MORGANTOWN — The first reaction to Selvish Capers being drafted by the Washington Redskins in the seventh round of the National Football League draft this year was one of nearly total indifference across America.
Seventh-round picks do not get first crack at the money or the jobs in a league where collegiate superstars often don’t make the grade.
But when one casts that draft selection in a different light, it becomes obvious that Capers bucked all kinds of odds to earn his chance to play in The League via the draft.
Consider that the last offensive lineman from West Virginia University to be selected in the draft has already concluded his professional career, that having been Lance Nimmo, who was taken in 2003 in the fourth round by the Tampa Bay Buccaneers and has since retired to New Castle, Pa.
That may not seem a long time ago in the real world, which is measured in decades, but considering that the NFL selected 1,890 players between Nimmo and Capers without naming one offensive lineman from West Virginia speaks volumes about something.
Considering that the Mountaineers had the Rimington Trophy winner one of those years in Dan Mozes, who went undrafted, understand just how strange Capers’ selection might have been.
Certainly, not having WVU offensive linemen drafted wasn’t a case of good players being lost on bad football teams, for these were the glory days of Rich Rodriguez’s run at WVU, and when one analyzes the offensive success of those teams, the offensive line certainly played a big role since they were the foundation of the running game.
You can’t even put the blame on coaching, for during most of Rodriguez’s term here the offensive line coach was Rick Trickett, a feisty little technician who has sent more than 30 offensive linemen to the NFL during his long career … none of them other than Nimmo at West Virginia.
So, what happened?
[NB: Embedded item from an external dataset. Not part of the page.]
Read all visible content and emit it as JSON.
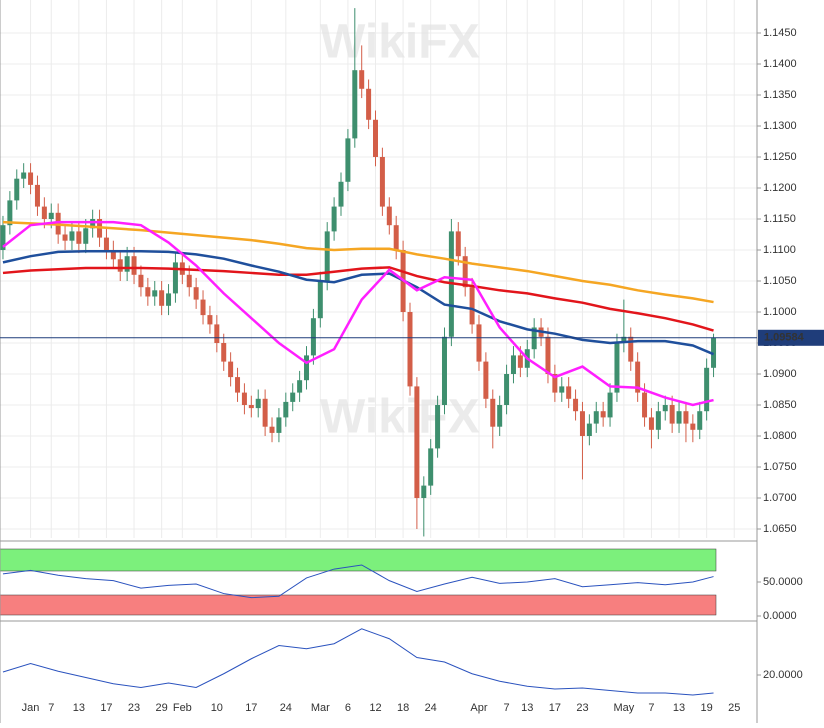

Why was Selvish Capers the first offensive lineman recruited by Rich Rodriguez at West Virginia to go into the NFL draft … and even there an asterisk is necessary.
Capers, you see, came to West Virginia not as an offensive lineman at all, but as a tight end who reluctantly converted to fill a gaping hole on the O-line.
The problem, it would appear, was in the Rodriguez offense, which was constructed for college football.
Let us first note that there was nothing wrong with this. Rodriguez was — and still is, when last looked at — coaching in the college game, not the professional game. It is a game that offers far more variety than does the NFL, a game that often is played so differently as to be almost unrecognizable.
Rodriguez won and turned out his share of professional football players … running backs, quarterbacks, fullbacks, defensive backs, linebackers.
Just not offensive linemen.
His were asked to be lean and mean, while the NFL looks at tackles whose shadows can encompass a three-story building. Rodriguez’s linemen learn to zone block, where in the NFL they have to take on someone who is through a zone before they can establish where that zone is.
Strength and hand speed and quickness were the requirements under Rodriguez. But it just wasn’t enough in the NFL, where you must have all of that combined with size and a completely different technique.
If Rodriguez was selling offensive line recruits the NFL dream when he was recruiting them, he was doing them a disservice. They could get an education, they could play on a winning team, they could block for an NFL quality back, but if they wanted to be at an NFL game, they better order season tickets.
That may change now that the offense has changed. This offense of head coach Bill Stewart and offensive coordinator Jeff Mullen is being built on more NFL principles, included in the offensive line play. While it understands the value of a running quarterback, it isn’t a staple of the offense and while there is a lot of zone blocking, the days of throwing 10 or 11 passes in a game are as ancient as is the Rodriguez regime.
Certainly, Capers isn’t complaining about his position in the draft, even if secretly he was hoping to be picked as high as the second round, certainly the third or fourth.
“How high you get drafted doesn’t matter anymore. I feel like I’m part of something,” he said.
He knows this, when he’s out there trying to win the right tackle spot the Redskins envision for him, no one is going to ask him whether he was drafted or not, only what he can do at that particular moment.
“I’ve talked to some guys and they say the big difference in The League is every play is like a job interview,” he said.